Like most "cookbook" style O'Reilly books, the first chapter of the book provides an brief overview of Windows PowerShell. It outlines the core concepts of structured commands (also known as cmdlets) and how you can use deep object integration (you can grab the entire notepad application process as a variable) with PowerShell. Other topics like ad-hoc scripting (chaining PowerShell commands at the command prompt) are also covered as well.

From there, the book expands to cover specific tasks and the PowerShell code to execute them. Each task (or recipe) provides a top level explanation, execution examples (and sometimes expected output), and the full code itself. This allows you to easily copy and paste (code is available online) these scripts and add them as your own for your work.

What's really nice is that the recipes progress in complexity as well as give you some "cooking directions" about what is happening. While the first couple of chapters give you recipes dealing with the fundamentals, the subsequent chapters deal with pipelines (taking the results of one command and sending it to another), variables, looping, and so on. That way complete beginners (such as myself) can build their knowledge of of PowerShell without feeling completely lost.
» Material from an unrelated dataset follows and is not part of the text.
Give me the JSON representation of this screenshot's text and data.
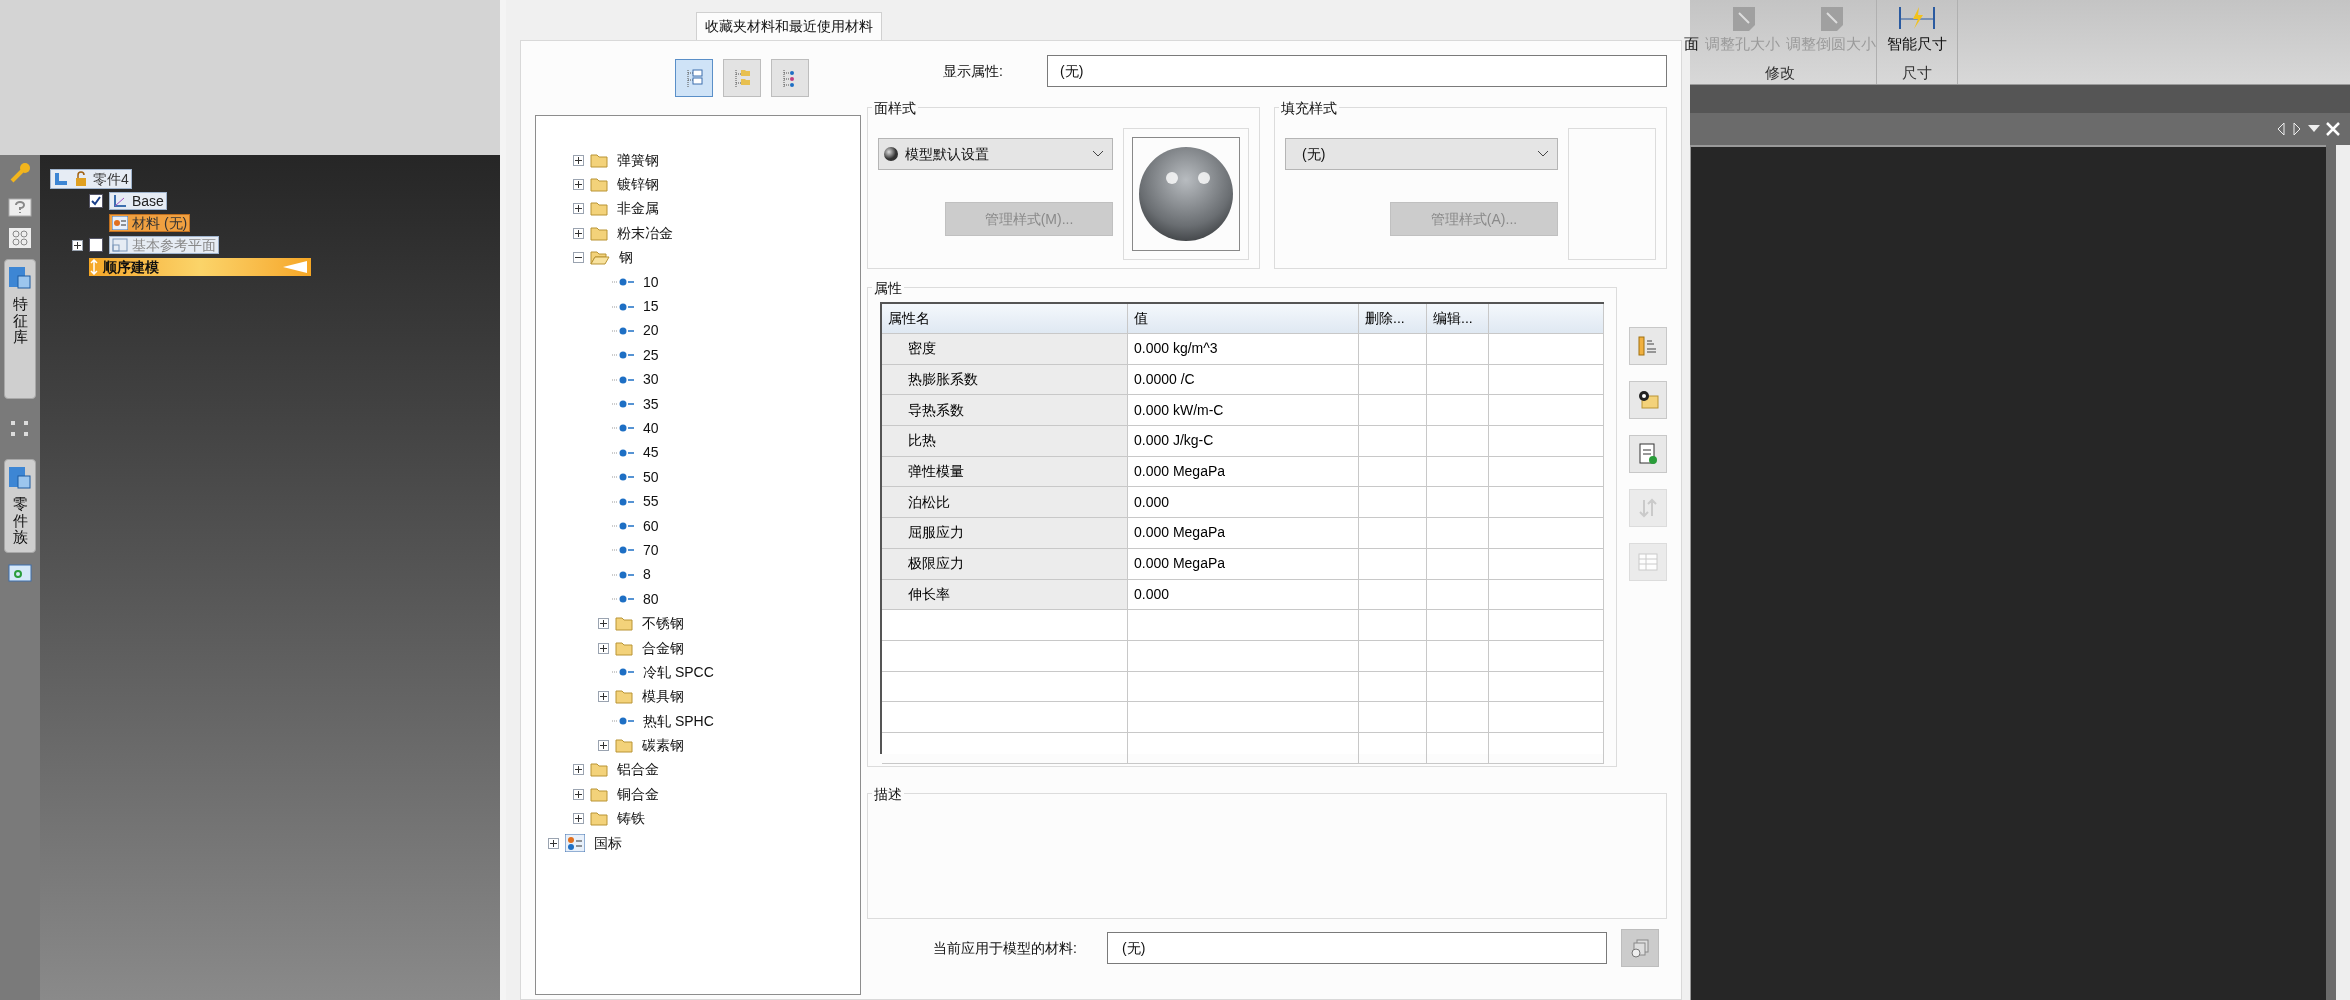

By the end of the book, you will have recipes for Internet enabled scripts (pushing files to a remote server), creating zip archives, and working with user input to help dictate the names of files/folders that are to be modified. All of this is exactly what I need to create my deployment scripts for my sites.

Windows PowerShell Cookbook, 3rd Edition is an essential book to any programmer. It is structured in a way that beginners can read through the book and build up their skills along the way. Veteran developers can use it as a handy reference guide, complete with fully functional samples. It is a must have book for anybody working with Windows PowerShell.